Assim que tocou para o intervalo, Bia foi direto ao refeitório, onde encontrou Ângela, ela pediu para que a garota a esperasse, mas ela fingiu não ouvir.
—Ângela! —Bia chamou, depois foi até a frente da garota para que ela parasse. —Preciso falar com você. —Ela disse, Ângela a olhou sem expressão e voltou a andar. —O que você sabe sobre velas negras em forma de caixão? —Bia disparou, Ângela estagnou instantaneamente, e olhou para trás, para Bia.
—Depende, isso tem muitos significados. —Ela disse fitando Bia.
—Tipo o que? —Bia quis saber, mas seu estômago deu voltas em tensão a qualquer resposta louca e... Macabra.
—Onde você viu uma? —Ângela, pela primeira vez, demonstrou uma expressão, dúvida, suas sobrancelhas estavam franzidas.
—Na verdade foram várias, estavam no quarto da diretora Irina. —Ângela franziu ainda mais o cenho, depois seu rosto suavizou.
—Bom, tudo o que sei é que elas eram usadas muito antigamente, para invocar demônios. —O estômago de Bia revirou ao ouvir a palavra "demônios".
—Como assim muito antigamente? Não é usado mais? —Ela perguntou.
—Não sei se alguém as usa ainda, elas foram extintas junto com as bruxas na chacina de Salem. —Isso intrigou Bia, Ângela viu que ela estava prestes a fazer outra pergunta. —Quis dizer que as velas não são mais feitas desde que as bruxas de Salem foram queimadas na fogueira, você deve conhecer a história.
—Sim, conheço, mas se elas foram extintas, como você explica as que vi no quarto da diretora?
—Velas são muito fáceis de fazer Bianca, e corante é baratinho. —Ângela mostrou uma cara de tédio.
—Mas seria assim tão simples?
—As que existiam antes eram benzidas pelas bruxas, e as pessoas diziam que eram amaldiçoadas.

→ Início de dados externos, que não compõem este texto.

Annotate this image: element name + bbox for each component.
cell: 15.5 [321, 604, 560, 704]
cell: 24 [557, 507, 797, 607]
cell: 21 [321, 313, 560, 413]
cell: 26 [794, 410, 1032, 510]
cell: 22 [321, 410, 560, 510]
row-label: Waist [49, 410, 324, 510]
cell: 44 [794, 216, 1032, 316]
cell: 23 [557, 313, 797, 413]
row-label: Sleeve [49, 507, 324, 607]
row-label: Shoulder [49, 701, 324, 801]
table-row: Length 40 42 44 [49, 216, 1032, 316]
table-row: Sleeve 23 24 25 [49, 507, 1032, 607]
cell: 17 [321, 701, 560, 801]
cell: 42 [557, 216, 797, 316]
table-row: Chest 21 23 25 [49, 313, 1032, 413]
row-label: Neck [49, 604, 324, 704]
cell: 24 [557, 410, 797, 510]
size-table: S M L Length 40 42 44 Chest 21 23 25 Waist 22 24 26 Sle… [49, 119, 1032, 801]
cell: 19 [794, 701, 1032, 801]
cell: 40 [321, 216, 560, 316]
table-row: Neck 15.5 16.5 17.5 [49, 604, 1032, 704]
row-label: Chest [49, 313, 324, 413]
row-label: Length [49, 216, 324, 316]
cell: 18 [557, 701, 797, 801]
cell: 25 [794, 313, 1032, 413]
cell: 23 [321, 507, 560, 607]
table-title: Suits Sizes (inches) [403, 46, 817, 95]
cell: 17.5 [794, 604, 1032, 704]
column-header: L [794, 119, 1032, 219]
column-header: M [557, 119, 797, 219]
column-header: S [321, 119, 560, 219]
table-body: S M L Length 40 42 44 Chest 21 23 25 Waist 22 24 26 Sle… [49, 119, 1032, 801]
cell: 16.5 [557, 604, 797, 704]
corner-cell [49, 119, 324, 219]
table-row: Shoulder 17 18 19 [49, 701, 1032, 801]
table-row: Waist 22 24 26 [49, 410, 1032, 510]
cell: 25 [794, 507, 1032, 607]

Talvez a diretora seja só uma fã da história e comprou algumas falsas pela internet. —Bia nem chegou a considerar essa hipótese. Ela apenas agradeceu e deu as costas a Ângela. A seu ver, ela parecia preocupada, Bia também estava, ela sabia que Ângela estava escondendo algo dela, e sabia que tinha algo muito errado com a diretora; afinal, quem é ela? De onde ela é? Qual é sua história? Não tinha família? Algum irmão, tio ou tia? Bia percebeu que, talvez, para descobrir sobre o orfanato, precisaria primeiro descobrir um pouco mais sobre a diretora dele, ela só precisava saber por onde iria começar, e sabia que, por onde quer que fosse, seria perigoso.